BOGORPLUS.ID - Wakil Menteri Pariwisata (Wamenpar) Republik Indonesia, Ni Luh Puspa, menyoroti ketergantungan tinggi sektor perhotelan, restoran, dan kafe (Horeka) di Bali terhadap jasa pihak ketiga dalam mengelola limbah domestik mereka. Temuan ini diungkapkan dalam sebuah rapat koordinasi yang membahas optimalisasi peran Horeka dalam isu persampahan di Denpasar.
Data yang dimiliki oleh kementerian menunjukkan bahwa mayoritas pelaku industri pariwisata ini belum mampu menangani sisa konsumsi dan limbah mereka secara mandiri. Hal ini menjadi perhatian serius mengingat tingginya volume sampah yang dihasilkan oleh sektor pariwisata di pulau dewata tersebut.
"Berdasarkan hasil temuan kami, lebih dari 67% industri telah menggunakan jasa pihak ketiga swasta dalam pengelolaan sampah mereka," ujar Puspa, saat menghadiri Rapat Koordinasi Optimalisasi Peran HOREKA dalam Pengelolaan Sampah di Denpasar, pada Selasa (9/6/2026).
Ketergantungan pada vendor swasta ini menimbulkan tantangan signifikan, karena tidak semua perusahaan jasa pengolahan sampah memiliki sistem yang sesuai dengan regulasi lingkungan yang berlaku. Hal ini berpotensi menimbulkan masalah baru dalam penanganan limbah di Bali.
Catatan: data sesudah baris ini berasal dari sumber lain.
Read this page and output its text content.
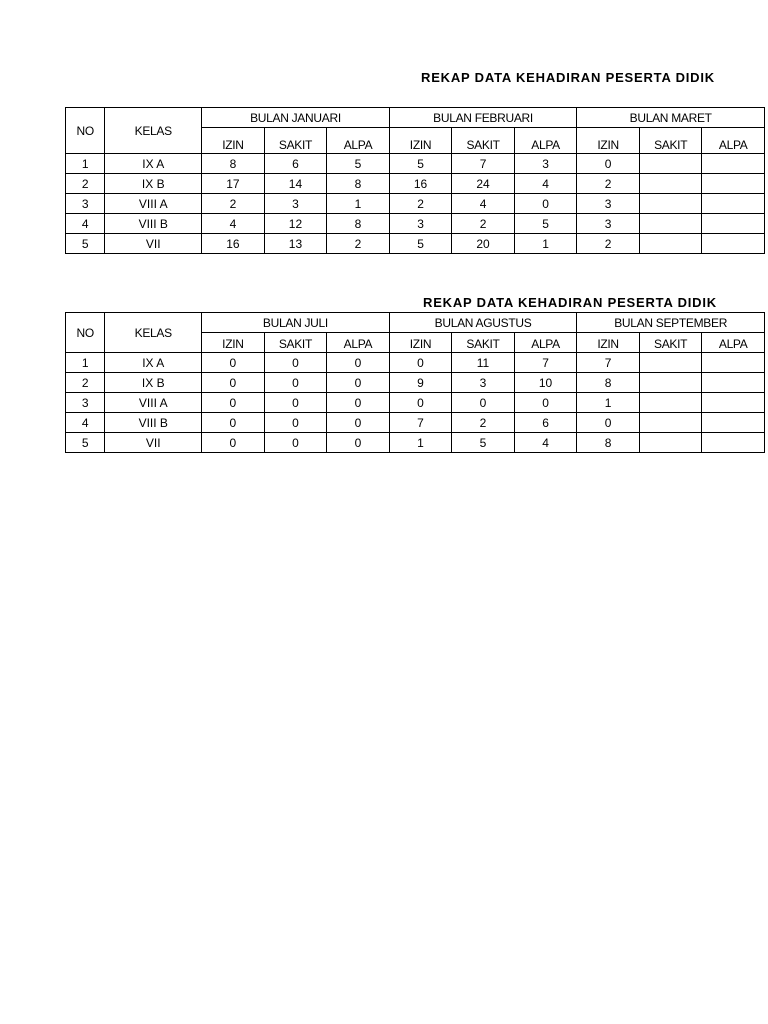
REKAP DATA KEHADIRAN PESERTA DIDIK
NO	KELAS	BULAN JANUARI			BULAN FEBRUARI			BULAN MARET		
		IZIN	SAKIT	ALPA	IZIN	SAKIT	ALPA	IZIN	SAKIT	ALPA
1	IX A	8	6	5	5	7	3	0		
2	IX B	17	14	8	16	24	4	2		
3	VIII A	2	3	1	2	4	0	3		
4	VIII B	4	12	8	3	2	5	3		
5	VII	16	13	2	5	20	1	2		
REKAP DATA KEHADIRAN PESERTA DIDIK
NO	KELAS	BULAN JULI			BULAN AGUSTUS			BULAN SEPTEMBER		
		IZIN	SAKIT	ALPA	IZIN	SAKIT	ALPA	IZIN	SAKIT	ALPA
1	IX A	0	0	0	0	11	7	7		
2	IX B	0	0	0	9	3	10	8		
3	VIII A	0	0	0	0	0	0	1		
4	VIII B	0	0	0	7	2	6	0		
5	VII	0	0	0	1	5	4	8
Pelaku usaha di sektor Horeka sangat membutuhkan panduan mengenai perusahaan pengelola sampah yang telah memiliki sertifikasi resmi dari Dinas Lingkungan Hidup setempat. Hal ini penting untuk memastikan kepatuhan terhadap standar pengelolaan sampah yang telah ditetapkan pemerintah.
"Para pelaku usaha sangat berharap dapat memperoleh informasi mengenai pihak ketiga yang telah tersertifikasi oleh Dinas Lingkungan Hidup setempat, sehingga dapat memastikan bahwa vendor yang dipilih tidak melanggar ataupun mengabaikan ketentuan pengelolaan sampah yang berlaku," jelas Puspa, Wakil Menteri Pariwisata.
Sementara itu, Pemerintah Kabupaten Badung mencatat bahwa kontribusi timbulan sampah dari sektor akomodasi wisata hampir menyamai sektor rumah tangga. Bupati Badung, I Wayan Adi Arnawa, memaparkan data spesifik mengenai sumber sampah di wilayahnya.
"Horeka selama ini kan banyak ditangani oleh pihak ketiga, di mana pihak ketiga ini, mungkin pihak ketiga ini selama ini prinsipnya adalah ambil, angkut, buang. Ketika bicara ambil, angkut, buang, dibawa, mau dibawa ke mana? Satusatunya kan dibawa ke TPA," imbuhnya Adi Arnawa, Bupati Badung.
Situasi ini menjadi semakin krusial mengingat adanya kebijakan pembatasan pembuangan sampah di Tempat Pemrosesan Akhir (TPA) Suwung, yang membuat banyak vendor pengelola sampah kesulitan mencari alternatif penanganan selain TPA.